Azalea makin bingung setelah mendengar ucapan Vito. Sambil mengerutkan keningnya, heran, Azalea menahan tawa. Hingga kemudian, terdengar kekehan manis darinya. Vito menghela nafas pasrah melihatnya. Susah payah nguatin mental buat dateng ke rumah ini, eh malah diketawain.

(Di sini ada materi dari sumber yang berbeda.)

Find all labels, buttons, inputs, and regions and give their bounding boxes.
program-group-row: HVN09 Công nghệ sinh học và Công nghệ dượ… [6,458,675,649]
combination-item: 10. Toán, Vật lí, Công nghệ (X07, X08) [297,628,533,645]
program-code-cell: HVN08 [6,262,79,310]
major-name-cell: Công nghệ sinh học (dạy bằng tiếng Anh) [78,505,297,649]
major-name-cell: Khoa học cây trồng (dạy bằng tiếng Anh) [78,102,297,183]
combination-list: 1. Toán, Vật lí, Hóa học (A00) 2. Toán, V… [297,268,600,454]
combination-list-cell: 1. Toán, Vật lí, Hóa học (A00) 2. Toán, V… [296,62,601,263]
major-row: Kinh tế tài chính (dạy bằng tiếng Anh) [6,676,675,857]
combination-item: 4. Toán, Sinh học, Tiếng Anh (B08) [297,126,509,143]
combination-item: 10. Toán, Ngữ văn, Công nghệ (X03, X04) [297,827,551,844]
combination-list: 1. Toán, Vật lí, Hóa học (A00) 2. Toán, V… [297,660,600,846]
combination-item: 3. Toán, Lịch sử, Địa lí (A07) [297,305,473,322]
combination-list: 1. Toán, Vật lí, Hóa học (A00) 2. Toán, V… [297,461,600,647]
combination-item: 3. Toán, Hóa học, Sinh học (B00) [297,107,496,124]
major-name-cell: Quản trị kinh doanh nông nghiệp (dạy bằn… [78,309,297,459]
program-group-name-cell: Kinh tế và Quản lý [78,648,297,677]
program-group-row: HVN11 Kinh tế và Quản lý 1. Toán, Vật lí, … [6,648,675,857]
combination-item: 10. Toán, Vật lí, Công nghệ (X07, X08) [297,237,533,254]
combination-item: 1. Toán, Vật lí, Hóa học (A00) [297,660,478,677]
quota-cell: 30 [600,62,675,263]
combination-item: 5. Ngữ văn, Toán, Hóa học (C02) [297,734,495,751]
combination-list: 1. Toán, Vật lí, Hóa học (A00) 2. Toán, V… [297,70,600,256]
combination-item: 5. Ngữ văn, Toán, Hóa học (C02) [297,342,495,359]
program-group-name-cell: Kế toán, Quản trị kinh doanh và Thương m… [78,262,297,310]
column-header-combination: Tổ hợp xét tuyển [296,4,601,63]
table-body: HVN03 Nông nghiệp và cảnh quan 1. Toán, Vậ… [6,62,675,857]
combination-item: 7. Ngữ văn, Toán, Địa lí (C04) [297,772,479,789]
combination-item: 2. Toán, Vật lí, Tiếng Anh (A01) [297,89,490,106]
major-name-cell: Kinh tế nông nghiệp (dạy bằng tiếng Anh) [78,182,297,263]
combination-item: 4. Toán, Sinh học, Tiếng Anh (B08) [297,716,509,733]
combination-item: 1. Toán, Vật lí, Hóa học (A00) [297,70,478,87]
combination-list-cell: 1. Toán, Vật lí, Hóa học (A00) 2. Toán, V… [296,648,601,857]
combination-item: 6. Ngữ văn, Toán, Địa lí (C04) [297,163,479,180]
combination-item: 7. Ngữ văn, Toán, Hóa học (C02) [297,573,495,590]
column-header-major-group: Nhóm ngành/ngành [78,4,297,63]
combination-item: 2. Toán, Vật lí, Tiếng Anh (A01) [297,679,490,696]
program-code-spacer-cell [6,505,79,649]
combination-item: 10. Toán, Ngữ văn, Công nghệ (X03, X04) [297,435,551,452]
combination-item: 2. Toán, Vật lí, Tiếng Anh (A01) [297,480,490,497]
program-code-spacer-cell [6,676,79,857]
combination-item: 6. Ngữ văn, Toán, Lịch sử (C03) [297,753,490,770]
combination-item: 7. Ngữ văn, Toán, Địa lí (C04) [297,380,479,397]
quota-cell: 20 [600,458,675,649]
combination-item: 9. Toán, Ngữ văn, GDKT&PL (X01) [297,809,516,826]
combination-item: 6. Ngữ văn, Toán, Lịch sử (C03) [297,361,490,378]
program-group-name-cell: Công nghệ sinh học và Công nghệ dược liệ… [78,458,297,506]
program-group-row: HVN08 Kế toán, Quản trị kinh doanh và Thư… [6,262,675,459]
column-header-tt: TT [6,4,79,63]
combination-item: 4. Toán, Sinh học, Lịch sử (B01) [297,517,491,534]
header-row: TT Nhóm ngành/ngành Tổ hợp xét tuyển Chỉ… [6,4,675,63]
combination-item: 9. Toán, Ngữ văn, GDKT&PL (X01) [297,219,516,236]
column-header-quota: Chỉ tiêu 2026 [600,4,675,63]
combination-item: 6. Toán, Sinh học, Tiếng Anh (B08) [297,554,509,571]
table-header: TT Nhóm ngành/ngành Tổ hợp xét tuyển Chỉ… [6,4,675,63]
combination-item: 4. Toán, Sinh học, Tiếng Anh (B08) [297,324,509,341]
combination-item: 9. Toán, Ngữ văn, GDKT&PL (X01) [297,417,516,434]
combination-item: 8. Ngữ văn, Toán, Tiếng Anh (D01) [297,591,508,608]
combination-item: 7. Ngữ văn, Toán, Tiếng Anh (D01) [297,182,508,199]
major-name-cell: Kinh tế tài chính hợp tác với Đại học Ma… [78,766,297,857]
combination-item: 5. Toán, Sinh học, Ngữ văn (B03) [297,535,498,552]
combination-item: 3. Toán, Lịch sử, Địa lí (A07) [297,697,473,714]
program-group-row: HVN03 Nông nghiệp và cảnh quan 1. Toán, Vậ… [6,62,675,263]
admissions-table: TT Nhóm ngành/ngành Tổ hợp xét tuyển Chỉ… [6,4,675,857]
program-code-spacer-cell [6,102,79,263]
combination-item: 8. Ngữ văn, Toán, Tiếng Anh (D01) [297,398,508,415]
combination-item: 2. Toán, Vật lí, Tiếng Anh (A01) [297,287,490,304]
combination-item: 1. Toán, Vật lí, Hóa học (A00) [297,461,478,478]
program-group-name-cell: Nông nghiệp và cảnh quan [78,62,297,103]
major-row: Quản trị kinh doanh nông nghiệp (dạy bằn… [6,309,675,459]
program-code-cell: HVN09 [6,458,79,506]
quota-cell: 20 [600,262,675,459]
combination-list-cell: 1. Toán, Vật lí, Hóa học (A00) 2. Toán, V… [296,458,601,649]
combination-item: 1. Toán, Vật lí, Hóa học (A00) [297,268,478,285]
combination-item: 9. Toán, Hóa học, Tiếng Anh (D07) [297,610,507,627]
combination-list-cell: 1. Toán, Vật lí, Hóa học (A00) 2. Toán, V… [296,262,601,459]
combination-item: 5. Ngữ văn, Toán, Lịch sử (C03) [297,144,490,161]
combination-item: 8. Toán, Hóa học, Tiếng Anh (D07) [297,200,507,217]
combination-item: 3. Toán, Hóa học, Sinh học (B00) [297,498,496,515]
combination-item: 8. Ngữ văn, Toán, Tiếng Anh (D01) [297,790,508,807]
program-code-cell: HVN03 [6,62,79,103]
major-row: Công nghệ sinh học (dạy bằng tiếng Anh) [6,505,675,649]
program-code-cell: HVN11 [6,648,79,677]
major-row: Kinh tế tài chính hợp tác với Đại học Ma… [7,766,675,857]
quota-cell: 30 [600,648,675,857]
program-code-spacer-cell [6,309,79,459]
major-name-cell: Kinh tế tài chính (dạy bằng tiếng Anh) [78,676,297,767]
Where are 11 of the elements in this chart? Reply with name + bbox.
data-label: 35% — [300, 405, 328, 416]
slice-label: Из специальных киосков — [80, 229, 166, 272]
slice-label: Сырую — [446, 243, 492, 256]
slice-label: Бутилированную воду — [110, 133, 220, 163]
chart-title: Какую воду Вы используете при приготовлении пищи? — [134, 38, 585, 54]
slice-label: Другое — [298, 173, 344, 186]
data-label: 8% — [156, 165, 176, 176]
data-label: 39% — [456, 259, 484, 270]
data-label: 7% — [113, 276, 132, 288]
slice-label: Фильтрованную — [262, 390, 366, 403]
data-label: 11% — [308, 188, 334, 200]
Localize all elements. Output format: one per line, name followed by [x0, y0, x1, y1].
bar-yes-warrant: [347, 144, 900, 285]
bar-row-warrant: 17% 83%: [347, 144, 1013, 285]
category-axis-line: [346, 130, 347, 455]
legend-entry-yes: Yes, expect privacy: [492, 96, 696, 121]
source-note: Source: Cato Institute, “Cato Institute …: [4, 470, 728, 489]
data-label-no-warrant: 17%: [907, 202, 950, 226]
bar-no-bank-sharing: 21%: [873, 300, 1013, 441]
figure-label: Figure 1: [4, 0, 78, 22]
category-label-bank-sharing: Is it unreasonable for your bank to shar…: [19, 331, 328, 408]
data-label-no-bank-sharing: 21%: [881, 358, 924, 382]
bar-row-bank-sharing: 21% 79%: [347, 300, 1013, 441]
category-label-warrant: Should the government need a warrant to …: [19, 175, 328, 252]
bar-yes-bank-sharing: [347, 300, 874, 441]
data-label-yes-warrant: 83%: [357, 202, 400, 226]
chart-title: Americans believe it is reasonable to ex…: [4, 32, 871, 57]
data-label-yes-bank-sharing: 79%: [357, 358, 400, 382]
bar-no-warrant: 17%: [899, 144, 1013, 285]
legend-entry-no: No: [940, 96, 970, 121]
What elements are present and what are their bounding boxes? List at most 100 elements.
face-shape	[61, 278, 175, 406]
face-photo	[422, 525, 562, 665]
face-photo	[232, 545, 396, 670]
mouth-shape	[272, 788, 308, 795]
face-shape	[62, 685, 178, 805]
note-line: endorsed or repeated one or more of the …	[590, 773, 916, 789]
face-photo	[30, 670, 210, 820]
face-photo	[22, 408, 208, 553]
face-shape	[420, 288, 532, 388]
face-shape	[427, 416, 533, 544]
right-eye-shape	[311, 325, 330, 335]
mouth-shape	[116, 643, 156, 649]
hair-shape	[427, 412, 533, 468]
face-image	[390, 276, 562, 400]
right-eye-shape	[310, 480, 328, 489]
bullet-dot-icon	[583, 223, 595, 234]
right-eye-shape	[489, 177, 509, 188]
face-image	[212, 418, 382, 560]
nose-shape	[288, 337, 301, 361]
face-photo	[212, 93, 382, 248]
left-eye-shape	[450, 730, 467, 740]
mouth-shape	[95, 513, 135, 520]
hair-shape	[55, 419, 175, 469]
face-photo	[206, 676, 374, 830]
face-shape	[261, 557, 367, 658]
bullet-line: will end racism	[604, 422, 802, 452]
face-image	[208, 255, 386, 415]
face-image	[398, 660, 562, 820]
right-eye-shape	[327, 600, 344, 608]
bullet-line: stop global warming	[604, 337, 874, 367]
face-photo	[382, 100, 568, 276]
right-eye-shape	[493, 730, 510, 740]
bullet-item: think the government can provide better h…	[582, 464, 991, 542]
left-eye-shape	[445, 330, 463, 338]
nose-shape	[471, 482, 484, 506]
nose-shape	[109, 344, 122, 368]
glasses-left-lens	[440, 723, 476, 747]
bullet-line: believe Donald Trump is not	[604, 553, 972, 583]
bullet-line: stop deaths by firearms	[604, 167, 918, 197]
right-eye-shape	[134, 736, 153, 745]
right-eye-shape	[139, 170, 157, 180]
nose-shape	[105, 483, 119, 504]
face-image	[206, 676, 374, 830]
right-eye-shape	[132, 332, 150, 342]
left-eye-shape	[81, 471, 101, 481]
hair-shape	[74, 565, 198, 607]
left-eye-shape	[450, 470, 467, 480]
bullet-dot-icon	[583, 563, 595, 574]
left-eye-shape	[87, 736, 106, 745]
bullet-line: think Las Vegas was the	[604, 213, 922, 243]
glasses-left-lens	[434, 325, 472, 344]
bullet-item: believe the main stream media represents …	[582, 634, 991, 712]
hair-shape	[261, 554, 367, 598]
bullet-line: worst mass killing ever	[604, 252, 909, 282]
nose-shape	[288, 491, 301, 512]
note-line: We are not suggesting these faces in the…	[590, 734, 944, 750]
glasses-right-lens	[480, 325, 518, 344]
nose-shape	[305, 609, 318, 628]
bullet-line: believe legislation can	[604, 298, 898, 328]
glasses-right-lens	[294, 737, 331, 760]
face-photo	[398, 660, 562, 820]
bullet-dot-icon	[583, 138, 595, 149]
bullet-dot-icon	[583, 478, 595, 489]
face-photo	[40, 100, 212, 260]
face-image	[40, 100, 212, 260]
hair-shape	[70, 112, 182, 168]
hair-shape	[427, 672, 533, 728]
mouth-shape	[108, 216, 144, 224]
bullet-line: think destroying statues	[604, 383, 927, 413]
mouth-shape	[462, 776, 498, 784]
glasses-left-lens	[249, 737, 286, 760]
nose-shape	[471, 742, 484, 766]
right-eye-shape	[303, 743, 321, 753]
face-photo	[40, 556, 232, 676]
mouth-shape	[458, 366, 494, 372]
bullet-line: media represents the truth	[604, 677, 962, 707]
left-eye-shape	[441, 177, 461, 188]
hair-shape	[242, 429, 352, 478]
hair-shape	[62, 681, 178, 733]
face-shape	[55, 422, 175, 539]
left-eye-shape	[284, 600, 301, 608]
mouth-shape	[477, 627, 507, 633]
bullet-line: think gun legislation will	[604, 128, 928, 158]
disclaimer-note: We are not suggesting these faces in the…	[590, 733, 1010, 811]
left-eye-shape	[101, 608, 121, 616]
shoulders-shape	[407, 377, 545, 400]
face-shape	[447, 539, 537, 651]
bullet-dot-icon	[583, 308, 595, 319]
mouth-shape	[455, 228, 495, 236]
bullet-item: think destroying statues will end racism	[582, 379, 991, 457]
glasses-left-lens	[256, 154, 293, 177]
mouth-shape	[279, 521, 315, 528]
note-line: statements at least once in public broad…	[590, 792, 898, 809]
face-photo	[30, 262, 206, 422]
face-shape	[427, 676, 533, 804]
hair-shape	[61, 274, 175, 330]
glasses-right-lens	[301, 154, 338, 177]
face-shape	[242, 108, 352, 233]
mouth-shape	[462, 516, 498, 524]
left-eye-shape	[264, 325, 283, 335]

"Orangtua lo mau apa ketemu gue?" tanya Azalea, masih tak luput dari tawa. "Lo bukan mau ngelamar gue, kan? "

"Bukan, Lea." balasnya. Vito mulai merasa lega, setelah sekian lama hilang, akhirnya tawa manis itu bisa kembali dia dengar.

Azalea masih menatap dengan heran. Gadis itu menuntut sebuah keterangan, "Trus apa dong?"

"Mereka pengen ketemu aja sama lo. Gue keceplosan bilang kenal sama lo, waktu kecelakaan hari itu." katanya.

Mendengar penjelasan Vito, Azalea justru beralih merasa bersalah. "Mereka keluarga lo? " katanya dengan mimik wajah datar sedikit kalut.

Vito berat hati mengangguk, apalagi, melihat wajah bahagianya hilang. Berubah menjadi pilu. "Hm, sorry ya. Gue gak sengaja"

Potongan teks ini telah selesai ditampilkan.